Peter Grimm / 17.07.2019 / 06:00 / Foto: U.S. Department of State / 81 / Seite ausdrucken

Neun Stimmen für Uschi

Gerade mal neun Stimmen mehr als nötig hat Ursula von der Leyen im EU-Parlament bekommen und ist damit nun die neue EU-Kommissionspräsidentin. Das bleibt jetzt übrig von der großen „Schicksalswahl“, in der es doch um die europäische Demokratie gegangen sein soll. Nach vielen langen Gesprächen hatte es die Kandidatin mit ihren Mitstreitern geschafft, die nötige Mehrheit zusammen zu bekommen.

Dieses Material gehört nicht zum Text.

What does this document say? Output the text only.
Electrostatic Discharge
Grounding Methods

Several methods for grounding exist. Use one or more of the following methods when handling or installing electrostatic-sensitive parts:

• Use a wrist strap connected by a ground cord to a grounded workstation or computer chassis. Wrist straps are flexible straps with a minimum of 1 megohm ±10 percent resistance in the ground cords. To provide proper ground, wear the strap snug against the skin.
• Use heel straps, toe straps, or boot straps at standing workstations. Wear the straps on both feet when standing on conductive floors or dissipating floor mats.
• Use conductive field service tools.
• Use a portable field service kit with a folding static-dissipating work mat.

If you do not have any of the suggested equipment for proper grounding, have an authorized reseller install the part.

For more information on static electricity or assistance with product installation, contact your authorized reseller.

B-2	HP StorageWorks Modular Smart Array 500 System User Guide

Etliche Abgeordnete, die sich zuvor wochenlang laut empört hatten, dass statt der Spitzenkandidaten nun eine Frau zur Abstimmung stand, die von den EU-Regierungschefs ausgekungelt wurde, stimmten am Ende für von der Leyen. Sie begründeten das unisono mit der staatspolitischen Verantwortung, denn in diesen bewegten Zeiten dürfe es doch keine Führungskrise in der EU geben. Ein mehrheitlich so führungsfixiertes Parlament kämpft natürlich nicht um mehr parlamentarische Rechte, sondern freut sich, wenn die ihnen von der neuen Kommissionspräsidentin versprochen wird. Ein peinliches Bild für angeblich selbstbewusste Demokraten.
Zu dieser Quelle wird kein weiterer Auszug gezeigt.